Rivindu Perera

A HMM POS Tagger for Micro-Blogging Type Texts

The high volume of communication via micro-blogging type messages has created an increased demand for text processing tools customised the unstructured text genre. The available text processing tools developed on structured texts has been shown to deteriorate significantly when used on unstructured, micro-blogging type texts. In this paper, we present the results of testing a HMM based POS (Part-Of-Speech) tagging model customized for unstructured texts. We also evaluated the tagger against published CRF based state-of-the-art POS tagging models customized for Tweet messages using three publicly available Tweet corpora. Finally, we did cross-validation tests with both the taggers by training them on one Tweet corpus and testing them on another one.

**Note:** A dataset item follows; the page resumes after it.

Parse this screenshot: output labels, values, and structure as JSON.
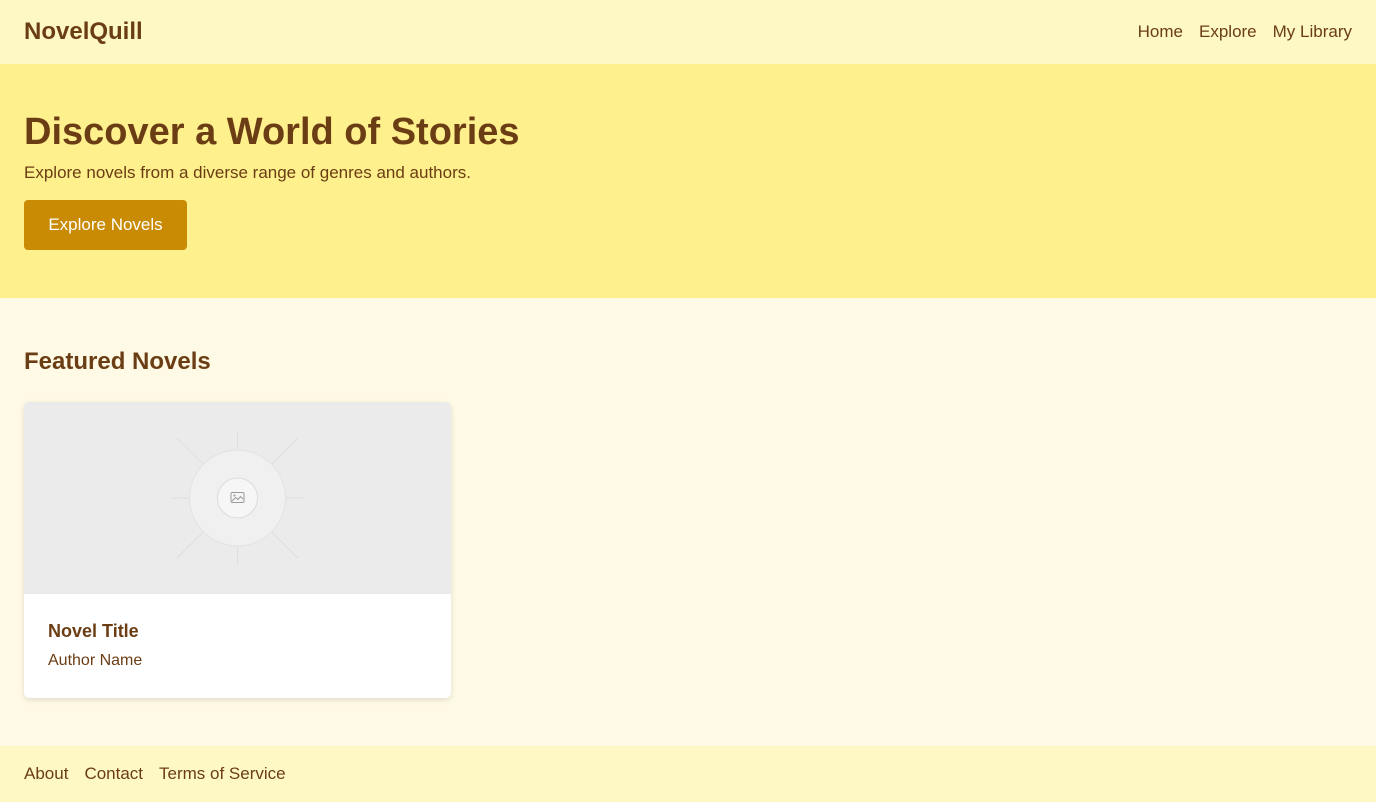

The results show that the CRF-based POS tagger from GATE performed approximately 8% better compared to the HMM (Hidden Markov Model) model at token level, however at the sentence level the performances were approximately the same. The cross-validation experiments showed that both tagger’s results deteriorated by approximately 25% at the token level and a massive 80% at the sentence level. A detailed analysis of this deterioration is presented and the HMM trained model including the data has also been made available for research purposes. Since HMM training is orders of magnitude faster compared to CRF training, we conclude that the HMM model, despite trailing by about 8% for token accuracy, is still a viable alternative for real time applications which demand rapid as well as progressive learning.